C. Use of the Written Interrogatories
During the trial, defendant read aloud an interrogatory that asked whether plaintiffs had made any claims that may have been covered by worker's compensation. Plaintiffs argue that this reference to possible collateral compensation prejudiced the jury by giving rise to a negative inference that plaintiffs might have already received payment for the injury. They assert that the error must be regarded as harmful notwithstanding the Judge's curative instructions.
The court instructed the jury that it must "ignore any reference to workmen's compensation proceedings in this or any other proceeding before, since it has nothing to do with this trial. . . ." In denying the motion for a new trial, the court emphasized that any error related to defendant's reference to worker's compensation was harmless.

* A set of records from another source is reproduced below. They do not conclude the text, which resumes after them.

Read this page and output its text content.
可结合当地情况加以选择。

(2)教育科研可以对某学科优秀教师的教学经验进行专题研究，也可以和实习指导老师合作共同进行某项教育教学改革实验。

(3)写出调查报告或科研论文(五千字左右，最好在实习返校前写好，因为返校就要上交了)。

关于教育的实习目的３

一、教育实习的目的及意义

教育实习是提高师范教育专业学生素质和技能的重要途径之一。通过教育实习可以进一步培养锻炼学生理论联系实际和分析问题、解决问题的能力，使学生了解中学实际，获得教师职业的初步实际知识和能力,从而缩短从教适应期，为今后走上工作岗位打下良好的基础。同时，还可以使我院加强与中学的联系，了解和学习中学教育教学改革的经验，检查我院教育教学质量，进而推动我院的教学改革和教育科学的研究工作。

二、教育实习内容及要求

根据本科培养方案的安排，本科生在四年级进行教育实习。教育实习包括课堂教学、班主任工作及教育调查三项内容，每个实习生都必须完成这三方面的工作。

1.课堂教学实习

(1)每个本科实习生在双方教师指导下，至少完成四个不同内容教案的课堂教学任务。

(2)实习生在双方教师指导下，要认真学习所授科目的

It reasoned that if the jury inferred that plaintiffs may have already recovered monetary relief, this inference might affect the its award of damages, but not the determination of whether the product was defectively designed. The court pointed out that an inference that a person was previously able to recover against his employer could, in fact, work to plaintiffs' benefit because it would appear that plaintiffs had asserted a successful claim in the past. See Davin v. Shur-Line Mfg. Co., 45 Pa. D.& C.3d 8, 11 (1986).
It is the "'general rule that if evidence which may have been taken in the course of a trial, be withdrawn from the consideration of the jury by the direction of the presiding Judge, that such direction cures any error which may have been committed by its introduction.'" Lionti v Lloyd's Ins. Co., 709 F.2d 237, 243 (3d Cir.), cert. denied, 464 U.S. 995, 78 L. Ed. 2d 685, 104 S. Ct. 490 (1983), (quoting Throckmorton v. Holt, 180 U.S. 552, 567, 45 L. Ed. 663, 21 S. Ct. 474 (1901)). The general rule arises from our presumption that "a jury will follow an instruction to disregard inadmissible evidence . . . unless there is an 'overwhelming probability' that the jury will be unable to follow the court's instructions, and a strong likelihood that the effect of the evidence would be 'devastating' to the defendant." Greer v. Miller, 483 U.S. 756, 766, 97 L. Ed. 2d 618, 107 S. Ct. 3102 n.8 (1986) (citations omitted). Under the circumstances, we agree with the district court that any error was cured by its instructions.
For the foregoing reasons, we will affirm the order of the district court denying plaintiffs' motion for a new trial.
For the foregoing reasons, we will affirm the order of the district court denying plaintiffs' motion for a new trial.